Lets talk about the tax--withdrawing from an RRSP causes tax to be paid. It is important to remember the tax on an RRSP account will be paid whether you withdraw the cash tomorrow or 50 years from now -- it will be taxed! A good financial plan will calculate the best time to withdraw to funds to: - pay the least tax
- make sure we don’t instigate claw-backs
- make sure we don’t lose inflation indexing
This issue is onerous enough that more and more Tax professionals are bringing it up to their clients and advising a tax avoidance strategy, like a RRSP Meltdown, be implemented. because not dealing with it can inadvertently, but significantly reduce retirement income. The next issue is what happens to the withdrawn cash?
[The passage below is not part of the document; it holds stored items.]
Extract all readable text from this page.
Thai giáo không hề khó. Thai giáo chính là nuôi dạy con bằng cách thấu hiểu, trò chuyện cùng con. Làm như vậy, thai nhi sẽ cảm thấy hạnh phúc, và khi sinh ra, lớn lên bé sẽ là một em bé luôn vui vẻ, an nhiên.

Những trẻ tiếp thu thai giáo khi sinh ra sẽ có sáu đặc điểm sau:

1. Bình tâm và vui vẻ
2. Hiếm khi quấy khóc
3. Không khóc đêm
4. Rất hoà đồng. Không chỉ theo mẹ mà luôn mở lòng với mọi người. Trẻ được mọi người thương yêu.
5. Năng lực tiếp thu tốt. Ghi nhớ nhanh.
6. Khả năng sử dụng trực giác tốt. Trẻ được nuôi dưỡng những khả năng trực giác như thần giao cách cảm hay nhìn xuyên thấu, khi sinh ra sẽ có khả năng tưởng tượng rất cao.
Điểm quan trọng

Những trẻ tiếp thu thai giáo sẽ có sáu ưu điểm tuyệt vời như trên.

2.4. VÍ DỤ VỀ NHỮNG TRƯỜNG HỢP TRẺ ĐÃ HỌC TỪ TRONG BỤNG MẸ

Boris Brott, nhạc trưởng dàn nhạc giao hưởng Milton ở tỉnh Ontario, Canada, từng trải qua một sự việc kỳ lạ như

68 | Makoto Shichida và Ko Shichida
It is used in an alternative strategy. Either “Insured Retirement” or “leverage”or a combination of both. Hiring a professional to explain these options will afford you the opportunity to eliminate much of the future taxation, plus make sure the claw-backs and inflation loses that would normally windup devastating your retirement funding don’t happen. Think of your retirement funding as a “PIE” -- the government can either add a slice to your PIE or they can take a slice away that depends, strictly, on how you make your PIE. If you want that extra slice from the government to add to your PIE. Contact
Terry Johnston Today
. He can get that slice for you.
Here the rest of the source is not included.